Our El Greco like angelic gathering closely observes dangling Keriberry fruit. (it was very bright and shiny sunlight today)

Well the weather was very dire at the end of this last week with strong cold antarctic winds across our part of the mountains and blizzard conditions further down the great dividing range on Friday [Thredbo got 20cm of snow overnight]. Friday was very cold at the gardens and some volunteers heated up moving wheelbarrows of mulch around.

Propagation Workshop at Mount Tomah – but we had a beautiful calm day of very bright sunshine for our visit to the Garden at Mount Tomah. This was in conjunction with the Blue Mountains Fruit and Nut Network.

A good turnout of people and we had a lot of fun wandering through the large covered gardens space looking for various plants to take cuttings from and propagate for our own gardens and the Community Gardens.
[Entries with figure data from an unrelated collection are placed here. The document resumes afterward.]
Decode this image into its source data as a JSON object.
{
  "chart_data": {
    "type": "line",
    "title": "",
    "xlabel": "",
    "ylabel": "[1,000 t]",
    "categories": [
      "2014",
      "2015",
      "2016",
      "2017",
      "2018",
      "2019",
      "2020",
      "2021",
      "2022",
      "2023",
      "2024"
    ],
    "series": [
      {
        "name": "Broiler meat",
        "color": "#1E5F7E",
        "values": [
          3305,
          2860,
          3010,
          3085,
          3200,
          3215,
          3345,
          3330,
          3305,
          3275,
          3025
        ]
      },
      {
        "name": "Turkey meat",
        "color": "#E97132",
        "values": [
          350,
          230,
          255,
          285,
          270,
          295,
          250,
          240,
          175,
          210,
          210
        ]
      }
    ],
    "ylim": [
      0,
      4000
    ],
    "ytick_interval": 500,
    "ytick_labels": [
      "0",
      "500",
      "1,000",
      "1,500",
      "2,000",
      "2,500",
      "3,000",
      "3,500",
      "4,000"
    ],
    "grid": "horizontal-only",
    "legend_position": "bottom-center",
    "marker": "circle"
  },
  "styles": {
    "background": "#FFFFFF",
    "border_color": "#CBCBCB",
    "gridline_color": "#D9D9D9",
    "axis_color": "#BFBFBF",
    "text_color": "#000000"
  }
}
We observed a lot of fruit and plants growing in a fairly uncontrolled space where we could see the typical growth forms and patterns. We took seedlings and propagation cuttings from:

  • Keriberry – Rubus rugosus var. Thwaitsii
  • Orange/gold Raspberry – Rubus sp (unknown species)
  • Raspberry – Possibly Atherton – Rubus probus (syn. Rubus muelleri, Rubus fraxinifolius)
  • BoysenBerry – Boysenberry is a cross between a European Raspberry (Rubus idaeus), a Common Blackberry (Rubus fruticosus), and a Loganberry (Rubus × loganobaccus)
  • Brown & Red Figs – Ficus carica
  • Yacón – Smallanthus sonchifolius, (syn. : Polymnia edulis, P. sonchifolia)
  • Gooseberry – not fruiting but we believe it has small red fruit – Ribes uva-crispa, (syn. R. grossularia)
  • Mulberry – but not in fruit – Morus sp. (unknown species)
We also spotted a lot of other interesting fruit plants there such as Feijoa, Ugni, Blueberries and more. Burdock was in full seed pod mode which stuck endless pointy objects to people as we moved through them.
A good day was had by all – thanks to all who attended. 🙂

Volunteers handle the Keriberry fruit up close.